Wednesday, October 1, 2014

The impact on XERO of the NZ currency fall, a 10% increase in revenue

Lance Wiggs for The National Business Review writes: The currency fall has a wonderful effect for exporters, especially those who have most of their costs back here in New Zealand.
As I write this, the NZD versus the USD has fallen about 10% since earlier this year. As an exampled of what this means I’ve made a simple spreadsheet estimating the impact on Xero [NZX: XRO].



My take is that the fall from the end of May to today would increase their estimated monthly revenue by about 4.3%.

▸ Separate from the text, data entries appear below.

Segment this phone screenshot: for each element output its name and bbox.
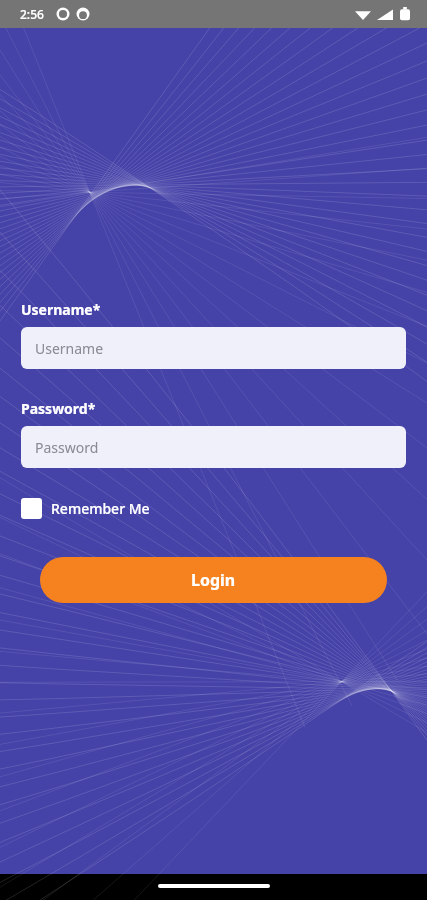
staticText: Password: [35, 438, 99, 457]
button[interactable]: Username: [21, 327, 406, 369]
staticText: Password*: [21, 399, 96, 418]
button[interactable]: Login: [40, 557, 387, 603]
button[interactable]: Remember Me: [21, 498, 150, 519]
staticText: Username: [35, 339, 104, 358]
staticText: Username*: [21, 300, 101, 319]
staticText: 2:56: [20, 6, 44, 22]
button[interactable]: Password: [21, 426, 406, 468]
staticText: Remember Me: [51, 499, 150, 518]
staticText: Login: [191, 569, 236, 591]
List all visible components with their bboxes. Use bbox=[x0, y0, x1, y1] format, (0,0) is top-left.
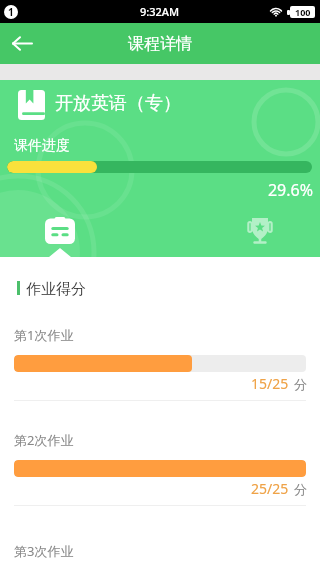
staticText: 15/25 bbox=[251, 374, 289, 393]
button[interactable]: Back bbox=[0, 23, 44, 64]
staticText: 课件进度 bbox=[14, 137, 70, 155]
staticText: 分 bbox=[294, 376, 307, 392]
staticText: 1 bbox=[8, 5, 14, 19]
staticText: 开放英语（专） bbox=[55, 92, 181, 115]
staticText: 第1次作业 bbox=[14, 326, 74, 344]
staticText: 作业得分 bbox=[26, 280, 86, 299]
staticText: 第2次作业 bbox=[14, 431, 74, 449]
staticText: 9:32AM bbox=[140, 4, 180, 19]
staticText: 25/25 bbox=[251, 479, 289, 498]
button[interactable]: Assignments bbox=[30, 208, 90, 252]
staticText: 分 bbox=[294, 481, 307, 497]
staticText: 100 bbox=[295, 6, 311, 18]
staticText: 第3次作业 bbox=[14, 542, 74, 560]
button[interactable]: Achievements bbox=[230, 208, 290, 252]
staticText: 29.6% bbox=[0, 179, 313, 201]
staticText: 课程详情 bbox=[128, 34, 192, 54]
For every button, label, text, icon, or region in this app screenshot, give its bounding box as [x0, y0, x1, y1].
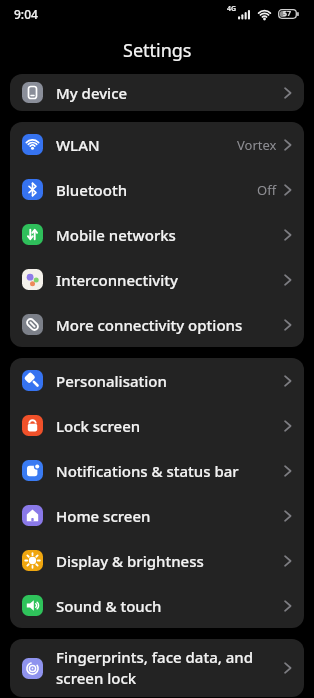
- button[interactable]: Sound & touch: [10, 583, 304, 628]
- staticText: Fingerprints, face data, and screen lock: [56, 647, 254, 689]
- button[interactable]: More connectivity options: [10, 302, 304, 347]
- button[interactable]: Mobile networks: [10, 212, 304, 257]
- staticText: My device: [56, 83, 128, 103]
- staticText: Notifications & status bar: [56, 461, 239, 481]
- staticText: Vortex: [237, 136, 277, 154]
- staticText: Settings: [123, 38, 192, 63]
- button[interactable]: Home screen: [10, 493, 304, 538]
- button[interactable]: Fingerprints, face data, and screen lock: [10, 639, 304, 697]
- staticText: 57: [283, 9, 292, 19]
- button[interactable]: WLAN: [10, 122, 304, 167]
- button[interactable]: Lock screen: [10, 403, 304, 448]
- button[interactable]: My device: [10, 74, 304, 111]
- staticText: Sound & touch: [56, 596, 162, 616]
- staticText: Personalisation: [56, 371, 167, 391]
- staticText: More connectivity options: [56, 315, 243, 335]
- button[interactable]: Notifications & status bar: [10, 448, 304, 493]
- staticText: Home screen: [56, 506, 151, 526]
- staticText: Lock screen: [56, 416, 141, 436]
- staticText: Mobile networks: [56, 225, 176, 245]
- button[interactable]: Interconnectivity: [10, 257, 304, 302]
- staticText: Display & brightness: [56, 551, 204, 571]
- staticText: WLAN: [56, 135, 100, 155]
- button[interactable]: Bluetooth: [10, 167, 304, 212]
- staticText: Interconnectivity: [56, 270, 178, 290]
- button[interactable]: Personalisation: [10, 358, 304, 403]
- staticText: Bluetooth: [56, 180, 128, 200]
- button[interactable]: Display & brightness: [10, 538, 304, 583]
- staticText: 4G: [227, 4, 237, 14]
- staticText: 9:04: [14, 6, 38, 22]
- staticText: Off: [257, 181, 277, 199]
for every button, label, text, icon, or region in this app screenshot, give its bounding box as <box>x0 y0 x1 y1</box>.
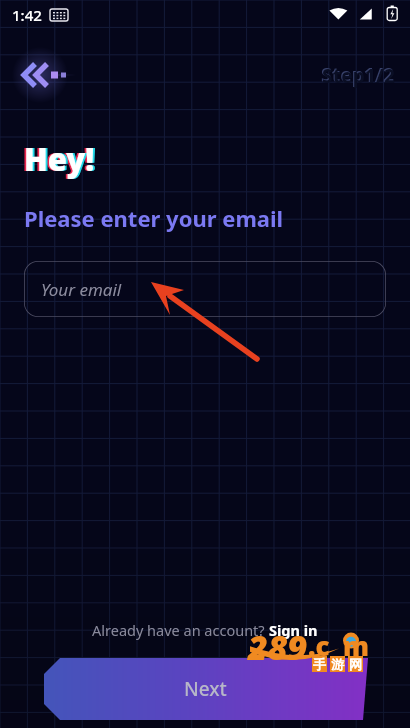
staticText: Sign in <box>269 620 318 640</box>
staticText: Your email <box>41 278 122 301</box>
staticText: 手 <box>313 656 326 672</box>
button[interactable]: Next <box>0 658 410 720</box>
staticText: .c m <box>308 628 370 663</box>
button[interactable]: Back <box>16 53 76 97</box>
staticText: Hey! <box>24 138 95 180</box>
staticText: Hey! <box>26 138 97 180</box>
staticText: Hey! <box>22 138 93 180</box>
staticText: Step1/2 <box>322 63 395 89</box>
staticText: Please enter your email <box>24 203 284 233</box>
staticText: Already have an account? <box>92 620 269 640</box>
staticText: Step1/2 <box>321 62 394 88</box>
button[interactable]: Your email <box>24 261 386 317</box>
staticText: 网 <box>349 656 362 672</box>
staticText: 289 <box>248 624 308 670</box>
staticText: Next <box>184 676 227 702</box>
staticText: 游 <box>331 656 344 672</box>
button[interactable]: Sign in <box>269 620 318 640</box>
staticText: 1:42 <box>12 5 42 25</box>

Obviously this is only for revenue received after the exchange rate changes, so don’t expect any surprises when Xero announces their September revenue, although their Annualised Run Rate might have a boost.
But we’ve also heard talk of a desired optimum level of a rate of $.65 US dollars per NZD. If that happened tomorrow (and I am never a fan of fast movements), and if the AUDNZD cross rate stayed the same, then the Xero table would look like this:



That’s would show almost 10% increase in revenue, a lovely bonus for Xero and Xero’s shareholders. Xero does have a lot of staff offshore, but the bulk of their costs would be in NZD, so overall they should see a net increase in profitability, which in their case means little, as they are very well funded and constrained by things other than monthly profitability.
Every other exporter will be facing a similar scenario, but SaaS providers are luckiest because their costs are often largely in NZD, and so they will maximise the benefit.